Cuando la ovación estaba a punto de extinguirse, Maxim Rudin alzó las manos y bajó el tono de su voz.

—En cuanto a él —dijo— había hecho cuanto había podido; pero había llegado el momento de la despedida.

Se hizo un silencio de pasmo, que podía palparse en el aire.

Había trabajado durante largo tiempo, quizá demasiado, llevando sobre sus hombros las cargas más pesadas, y esto había minado su fuerza y su salud.

En el estrado, sus hombros se encogieron, agotados bajo aquel peso abrumador. Hubo gritos de «¡No... No...!»

Era viejo, dijo Rudin. ¿Qué deseaba ahora? Ni más ni menos que lo que querían todos los viejos. Sentarse junto al fuego del hogar, en las noches de invierno, y jugar con sus nietos...

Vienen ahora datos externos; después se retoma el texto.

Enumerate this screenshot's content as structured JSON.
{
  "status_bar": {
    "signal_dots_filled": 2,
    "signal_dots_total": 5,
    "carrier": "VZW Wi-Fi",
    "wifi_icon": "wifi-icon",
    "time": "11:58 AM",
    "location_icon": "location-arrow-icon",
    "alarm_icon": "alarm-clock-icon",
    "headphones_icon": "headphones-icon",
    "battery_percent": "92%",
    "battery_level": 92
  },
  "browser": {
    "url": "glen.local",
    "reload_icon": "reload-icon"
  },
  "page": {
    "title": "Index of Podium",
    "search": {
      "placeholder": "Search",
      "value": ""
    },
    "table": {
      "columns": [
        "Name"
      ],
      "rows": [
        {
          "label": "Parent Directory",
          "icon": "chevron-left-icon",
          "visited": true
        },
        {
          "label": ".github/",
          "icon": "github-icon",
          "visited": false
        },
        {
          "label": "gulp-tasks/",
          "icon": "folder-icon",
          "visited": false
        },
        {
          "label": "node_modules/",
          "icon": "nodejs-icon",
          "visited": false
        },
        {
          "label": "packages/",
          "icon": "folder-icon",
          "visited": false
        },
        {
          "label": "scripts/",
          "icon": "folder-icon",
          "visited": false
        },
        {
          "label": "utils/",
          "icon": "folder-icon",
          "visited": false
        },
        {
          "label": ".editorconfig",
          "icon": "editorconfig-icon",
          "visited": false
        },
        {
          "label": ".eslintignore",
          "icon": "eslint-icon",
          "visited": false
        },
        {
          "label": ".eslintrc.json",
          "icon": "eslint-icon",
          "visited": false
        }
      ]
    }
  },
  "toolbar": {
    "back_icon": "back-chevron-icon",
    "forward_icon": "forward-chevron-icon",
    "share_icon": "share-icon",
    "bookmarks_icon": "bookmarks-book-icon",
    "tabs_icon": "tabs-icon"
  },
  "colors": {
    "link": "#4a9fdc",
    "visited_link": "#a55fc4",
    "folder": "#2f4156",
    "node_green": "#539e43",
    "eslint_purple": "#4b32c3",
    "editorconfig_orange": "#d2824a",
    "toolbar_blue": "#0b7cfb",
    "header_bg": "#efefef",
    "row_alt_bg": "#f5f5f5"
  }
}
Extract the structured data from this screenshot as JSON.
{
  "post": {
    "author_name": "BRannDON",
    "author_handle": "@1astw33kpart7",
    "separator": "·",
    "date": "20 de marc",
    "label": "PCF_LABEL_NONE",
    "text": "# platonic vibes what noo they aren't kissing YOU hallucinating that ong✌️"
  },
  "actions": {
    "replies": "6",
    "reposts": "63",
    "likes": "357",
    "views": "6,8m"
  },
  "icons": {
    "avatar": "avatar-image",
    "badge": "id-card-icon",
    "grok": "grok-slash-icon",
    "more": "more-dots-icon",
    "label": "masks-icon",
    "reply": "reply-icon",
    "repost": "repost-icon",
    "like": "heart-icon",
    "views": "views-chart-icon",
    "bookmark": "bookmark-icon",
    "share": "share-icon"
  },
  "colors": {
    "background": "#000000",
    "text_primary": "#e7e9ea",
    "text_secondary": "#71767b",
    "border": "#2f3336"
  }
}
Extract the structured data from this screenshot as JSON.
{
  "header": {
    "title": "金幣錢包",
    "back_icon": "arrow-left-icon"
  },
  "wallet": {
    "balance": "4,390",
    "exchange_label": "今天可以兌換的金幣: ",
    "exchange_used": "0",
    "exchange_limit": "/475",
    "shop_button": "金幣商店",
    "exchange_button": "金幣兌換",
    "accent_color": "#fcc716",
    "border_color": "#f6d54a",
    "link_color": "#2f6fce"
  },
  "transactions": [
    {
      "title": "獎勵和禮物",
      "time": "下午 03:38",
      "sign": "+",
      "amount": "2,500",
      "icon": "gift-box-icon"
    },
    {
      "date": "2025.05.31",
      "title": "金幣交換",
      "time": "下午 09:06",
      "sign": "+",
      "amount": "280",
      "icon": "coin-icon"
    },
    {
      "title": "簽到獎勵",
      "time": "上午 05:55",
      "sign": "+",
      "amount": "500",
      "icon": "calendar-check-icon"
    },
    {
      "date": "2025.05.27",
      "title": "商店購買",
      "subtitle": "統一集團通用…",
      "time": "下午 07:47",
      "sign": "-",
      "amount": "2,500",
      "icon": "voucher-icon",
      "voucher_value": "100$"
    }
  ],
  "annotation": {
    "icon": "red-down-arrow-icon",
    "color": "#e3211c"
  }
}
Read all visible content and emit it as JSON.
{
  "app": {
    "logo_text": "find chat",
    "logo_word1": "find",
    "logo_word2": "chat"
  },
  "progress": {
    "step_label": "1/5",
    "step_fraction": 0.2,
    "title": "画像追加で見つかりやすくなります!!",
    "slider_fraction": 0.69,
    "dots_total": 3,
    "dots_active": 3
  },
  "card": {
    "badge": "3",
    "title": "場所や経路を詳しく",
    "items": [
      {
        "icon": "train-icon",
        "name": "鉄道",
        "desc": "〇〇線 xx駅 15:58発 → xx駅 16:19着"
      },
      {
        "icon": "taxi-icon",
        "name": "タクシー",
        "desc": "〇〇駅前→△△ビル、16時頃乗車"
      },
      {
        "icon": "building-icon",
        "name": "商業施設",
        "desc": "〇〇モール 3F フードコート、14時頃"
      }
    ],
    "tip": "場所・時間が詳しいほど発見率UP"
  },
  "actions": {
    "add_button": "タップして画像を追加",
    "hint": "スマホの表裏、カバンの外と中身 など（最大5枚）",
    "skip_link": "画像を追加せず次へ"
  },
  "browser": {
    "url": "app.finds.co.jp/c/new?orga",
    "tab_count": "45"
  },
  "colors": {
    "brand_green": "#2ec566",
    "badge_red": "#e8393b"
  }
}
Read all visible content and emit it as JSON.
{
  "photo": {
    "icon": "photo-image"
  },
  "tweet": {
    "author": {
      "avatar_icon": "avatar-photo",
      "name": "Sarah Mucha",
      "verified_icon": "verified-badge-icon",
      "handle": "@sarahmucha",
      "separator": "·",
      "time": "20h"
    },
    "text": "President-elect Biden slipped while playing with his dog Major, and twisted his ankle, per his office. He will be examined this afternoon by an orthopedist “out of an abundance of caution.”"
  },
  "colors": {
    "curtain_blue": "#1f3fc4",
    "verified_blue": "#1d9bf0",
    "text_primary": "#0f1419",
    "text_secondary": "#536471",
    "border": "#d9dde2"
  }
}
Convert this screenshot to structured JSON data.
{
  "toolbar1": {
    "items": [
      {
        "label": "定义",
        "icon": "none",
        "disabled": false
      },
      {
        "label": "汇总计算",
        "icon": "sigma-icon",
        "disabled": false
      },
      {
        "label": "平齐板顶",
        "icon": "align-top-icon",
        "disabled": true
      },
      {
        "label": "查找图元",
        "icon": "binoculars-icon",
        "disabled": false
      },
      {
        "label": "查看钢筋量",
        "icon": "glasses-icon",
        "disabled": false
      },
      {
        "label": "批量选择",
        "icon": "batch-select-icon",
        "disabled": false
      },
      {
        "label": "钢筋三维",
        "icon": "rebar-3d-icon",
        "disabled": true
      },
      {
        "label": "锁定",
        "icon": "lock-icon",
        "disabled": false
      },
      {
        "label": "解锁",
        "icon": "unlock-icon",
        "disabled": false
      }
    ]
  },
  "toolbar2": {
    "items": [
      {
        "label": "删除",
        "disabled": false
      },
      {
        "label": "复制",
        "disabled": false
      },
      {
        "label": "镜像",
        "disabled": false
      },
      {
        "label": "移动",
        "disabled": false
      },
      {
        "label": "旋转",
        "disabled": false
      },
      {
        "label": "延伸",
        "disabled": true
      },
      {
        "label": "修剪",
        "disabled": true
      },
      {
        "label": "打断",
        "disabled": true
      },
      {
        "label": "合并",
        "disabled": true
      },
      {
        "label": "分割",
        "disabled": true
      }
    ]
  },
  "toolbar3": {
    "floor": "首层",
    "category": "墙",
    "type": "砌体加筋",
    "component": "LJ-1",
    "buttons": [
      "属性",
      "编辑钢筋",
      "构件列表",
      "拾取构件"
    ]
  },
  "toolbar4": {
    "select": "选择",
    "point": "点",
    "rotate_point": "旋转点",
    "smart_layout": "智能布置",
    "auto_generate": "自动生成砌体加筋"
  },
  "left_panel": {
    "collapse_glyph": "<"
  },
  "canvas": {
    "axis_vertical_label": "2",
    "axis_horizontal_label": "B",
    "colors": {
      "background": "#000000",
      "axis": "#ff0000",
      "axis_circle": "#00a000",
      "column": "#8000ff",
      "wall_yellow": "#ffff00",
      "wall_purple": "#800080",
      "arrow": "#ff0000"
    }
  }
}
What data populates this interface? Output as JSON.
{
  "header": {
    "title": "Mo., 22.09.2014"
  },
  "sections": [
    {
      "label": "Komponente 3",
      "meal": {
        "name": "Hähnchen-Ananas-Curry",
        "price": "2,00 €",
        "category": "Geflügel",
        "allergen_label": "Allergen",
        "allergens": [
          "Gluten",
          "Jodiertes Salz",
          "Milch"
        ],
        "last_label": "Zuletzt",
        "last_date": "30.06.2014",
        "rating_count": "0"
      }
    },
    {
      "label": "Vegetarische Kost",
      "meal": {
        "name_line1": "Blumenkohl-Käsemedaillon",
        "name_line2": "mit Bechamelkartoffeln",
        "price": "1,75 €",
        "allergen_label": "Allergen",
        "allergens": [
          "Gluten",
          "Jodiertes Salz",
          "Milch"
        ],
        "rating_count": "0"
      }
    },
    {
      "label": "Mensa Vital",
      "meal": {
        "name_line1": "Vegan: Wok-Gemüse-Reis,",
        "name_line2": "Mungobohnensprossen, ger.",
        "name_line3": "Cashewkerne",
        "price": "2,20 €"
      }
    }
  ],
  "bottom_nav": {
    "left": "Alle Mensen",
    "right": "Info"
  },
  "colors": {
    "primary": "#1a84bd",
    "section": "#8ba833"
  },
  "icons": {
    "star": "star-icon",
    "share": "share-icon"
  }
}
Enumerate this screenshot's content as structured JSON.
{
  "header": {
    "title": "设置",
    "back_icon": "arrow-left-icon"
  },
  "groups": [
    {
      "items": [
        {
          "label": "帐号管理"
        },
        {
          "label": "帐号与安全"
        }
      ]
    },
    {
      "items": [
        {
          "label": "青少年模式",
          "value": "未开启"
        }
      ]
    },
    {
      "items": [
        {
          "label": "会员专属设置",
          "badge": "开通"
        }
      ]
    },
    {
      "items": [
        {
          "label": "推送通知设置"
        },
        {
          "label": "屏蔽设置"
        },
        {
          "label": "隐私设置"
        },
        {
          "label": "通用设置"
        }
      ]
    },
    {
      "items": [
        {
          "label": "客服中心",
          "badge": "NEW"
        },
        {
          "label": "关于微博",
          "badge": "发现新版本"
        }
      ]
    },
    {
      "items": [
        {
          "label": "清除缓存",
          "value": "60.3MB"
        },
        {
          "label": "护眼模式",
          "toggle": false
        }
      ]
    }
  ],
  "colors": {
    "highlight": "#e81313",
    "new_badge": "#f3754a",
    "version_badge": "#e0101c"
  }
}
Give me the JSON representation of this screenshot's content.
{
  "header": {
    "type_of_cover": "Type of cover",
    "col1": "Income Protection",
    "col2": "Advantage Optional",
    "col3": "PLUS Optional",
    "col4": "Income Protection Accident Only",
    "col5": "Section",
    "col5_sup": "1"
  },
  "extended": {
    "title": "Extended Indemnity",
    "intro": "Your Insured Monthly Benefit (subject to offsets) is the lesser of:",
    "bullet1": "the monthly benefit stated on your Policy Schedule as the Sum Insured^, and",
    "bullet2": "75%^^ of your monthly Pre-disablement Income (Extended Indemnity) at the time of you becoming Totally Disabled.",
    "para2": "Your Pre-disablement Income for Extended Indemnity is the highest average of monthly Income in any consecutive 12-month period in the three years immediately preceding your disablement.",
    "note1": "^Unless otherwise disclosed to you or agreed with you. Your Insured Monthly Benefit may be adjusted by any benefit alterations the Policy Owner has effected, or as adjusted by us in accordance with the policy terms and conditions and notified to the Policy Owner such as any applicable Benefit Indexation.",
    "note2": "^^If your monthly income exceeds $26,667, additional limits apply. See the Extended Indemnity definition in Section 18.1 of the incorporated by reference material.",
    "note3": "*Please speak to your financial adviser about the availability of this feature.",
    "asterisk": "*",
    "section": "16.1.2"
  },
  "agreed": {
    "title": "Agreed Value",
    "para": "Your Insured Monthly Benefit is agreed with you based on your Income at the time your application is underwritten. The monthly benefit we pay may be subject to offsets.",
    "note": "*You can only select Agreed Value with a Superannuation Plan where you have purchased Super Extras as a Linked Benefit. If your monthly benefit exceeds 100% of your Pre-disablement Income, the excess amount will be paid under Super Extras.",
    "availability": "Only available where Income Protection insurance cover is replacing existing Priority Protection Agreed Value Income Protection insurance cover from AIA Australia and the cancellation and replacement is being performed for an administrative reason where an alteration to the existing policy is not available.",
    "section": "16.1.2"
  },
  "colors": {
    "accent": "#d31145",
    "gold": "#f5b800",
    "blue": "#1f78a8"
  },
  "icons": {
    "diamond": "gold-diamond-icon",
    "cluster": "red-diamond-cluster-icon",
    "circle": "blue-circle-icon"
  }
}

En la tribuna de los diplomáticos, el jefe de la Cancillería británica murmuró al embajador:

—Me parece que esto es demasiado. Tiene más muertes sobre su conciencia que yo pelos en la barba.

El embajador arqueó una ceja y murmuró:

—Considérese afortunado. Si estuviésemos en América, presentaría a sus nietos en el escenario.

Así, pues —concluyó Rudin—, había llegado el momento de decir a sus amigos y camaradas que, según el pronóstico de los médicos, sólo le quedaban unos meses de vida. Con el permiso de sus oyentes, se desprendería de su cargo y pasaría el poco tiempo que le quedaba en el campo que tanto quería, con su familia, que lo era todo para él.

Varios delegados femeninos lloraban ahora a moco tendido.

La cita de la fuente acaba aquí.